Few studies on the effects of 3-FMA on neurotransmitter release have been conducted. Previously, para-halogenated amphetamines, including 4-FMA, were reported to induce the release of both DA and 5-HT and to block both DAT and SERT, but were more effective to 5-HT [21]. A recent study on the neurotoxicity of 3-FMA concluded that the D1 receptor played an important role in 3-FMA. Moreover, the concentration of DA significantly declined, but the DA turnover rate, (DOPAC + HVA)/DA, was increased in the mice striatum collected 1 day after the intraperitoneal administration of 40 mg/kg 3-FMA [22]. In our study, the administration of 3-FMA induced a significant increase in the concentrations of 5-HT and its metabolite (Fig. 2d, e), instead of DA and its metabolites. However, it had  high binding affinities for both DAT and SERT (Table 4); thus, the release of 5-HT in the synaptic cleft might be attributable to exocytosis. The doses of 3-FMA in the present study (0.3, 1, and 3 mg/kg) seem too low to affect the DAT, because, in the previous study [22], 40–80 mg/kg doses of 3-FMA were administered to mice.

A previous study on the effects of 5-MAPB on extracellular monoamine levels in the mouse striatum by using microdialysis reported that it significantly increased the DA and 5-HT concentrations in a dose-dependent manner (0.4 × 10−4, 0.8 × 10−4, and 1.6 × 10−4 mol/kg) and showed a larger increase in the 5-HT level than the level of DA [23]. These results were consistent with ours, in which 5-MAPB considerably affected both DAT and SERT inhibition (Table 3) and effected a noticeable increase in the concentration of 5-HT at a high dose (Fig. 1d).

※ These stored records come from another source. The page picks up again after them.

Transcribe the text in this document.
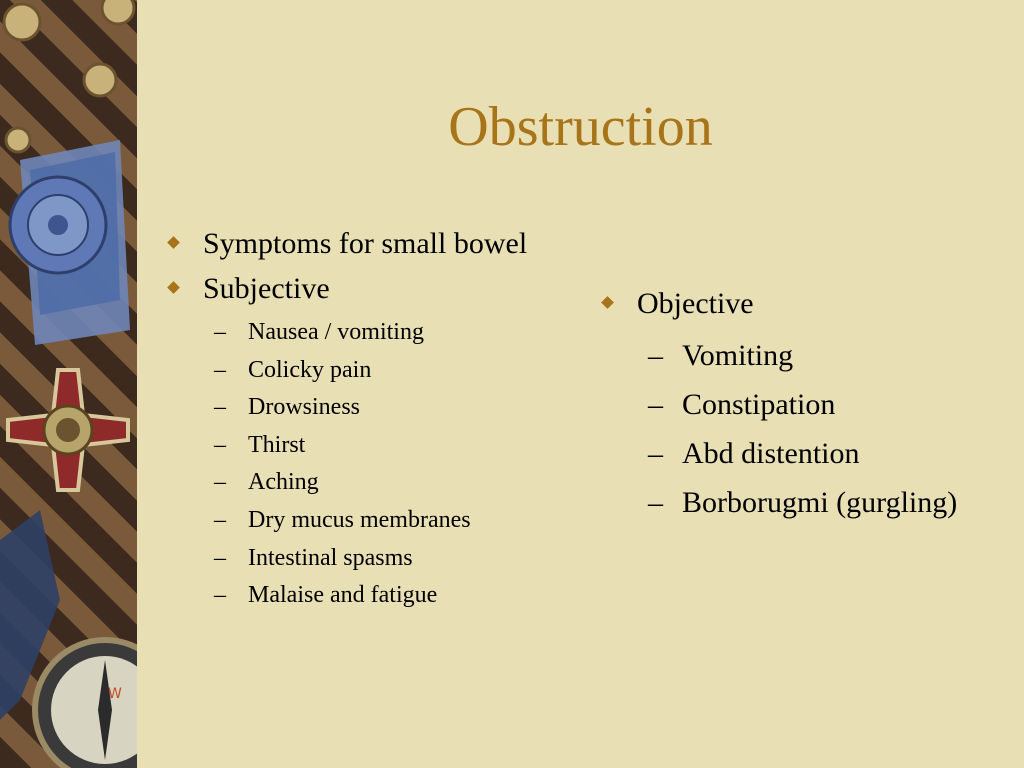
W
Obstruction
Symptoms for small bowel
Subjective
– Nausea / vomiting
– Colicky pain
– Drowsiness
– Thirst
– Aching
– Dry mucus membranes
– Intestinal spasms
– Malaise and fatigue
Objective
– Vomiting
– Constipation
– Abd distention
– Borborugmi (gurgling)
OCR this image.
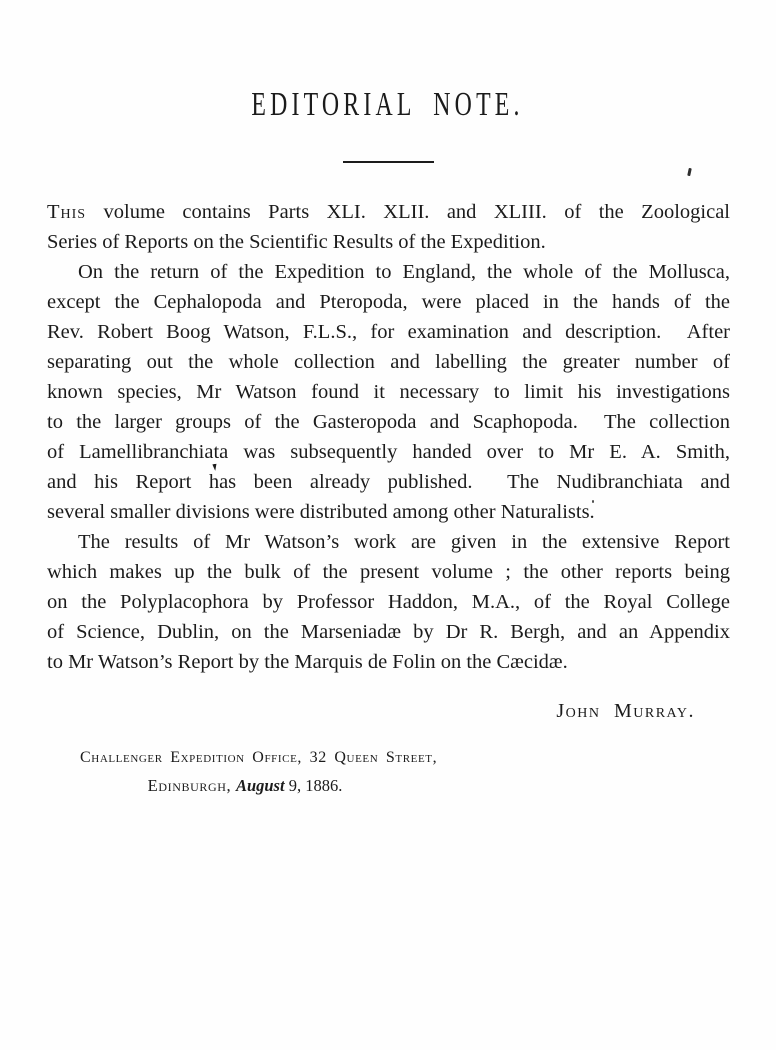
EDITORIAL NOTE.
This volume contains Parts XLI. XLII. and XLIII. of the Zoological
Series of Reports on the Scientific Results of the Expedition.
On the return of the Expedition to England, the whole of the Mollusca,
except the Cephalopoda and Pteropoda, were placed in the hands of the
Rev. Robert Boog Watson, F.L.S., for examination and description.  After
separating out the whole collection and labelling the greater number of
known species, Mr Watson found it necessary to limit his investigations
to the larger groups of the Gasteropoda and Scaphopoda.  The collection
of Lamellibranchiata was subsequently handed over to Mr E. A. Smith,
and his Report has been already published.  The Nudibranchiata and
several smaller divisions were distributed among other Naturalists.
The results of Mr Watson’s work are given in the extensive Report
which makes up the bulk of the present volume ; the other reports being
on the Polyplacophora by Professor Haddon, M.A., of the Royal College
of Science, Dublin, on the Marseniadæ by Dr R. Bergh, and an Appendix
to Mr Watson’s Report by the Marquis de Folin on the Cæcidæ.
John Murray.
Challenger Expedition Office, 32 Queen Street,
Edinburgh, August 9, 1886.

DMMA is considered as an MDMA analog. MDMA is a popular recreational drug, which exerted a greater influence on 5-HT release and SERT inhibition [8]. However, DMMA was significantly less potent than MDMA on SERT in a previous study [24]. Our results also showed that DMMA induced weak inhibition (Fig. 3e) and binding affinity at SERT, and almost no increase in the 5-HT concentration (Fig. 2d).

Conclusions

We found that new psychoactive phenethylamines, with a variety of aromatic ring substitutions, affected the extracellular levels of DA, 5-HT, and/or their metabolites in the nucleus accumbens of rats to varying degrees and in different ways. These drugs acted as potent inhibitors for DAT and/or SERT. The current results may be helpful for further research into monoamine neurotransmitter-related mechanisms of new psychoactive phenethylamines. Although it is difficult to postulate the effects of new psychoactive phenethylamines on the release of DA and 5-HT from their chemical structure, further studies on the chemical structure could provide insight into the mechanism of action and predict the liability of NPS abuse.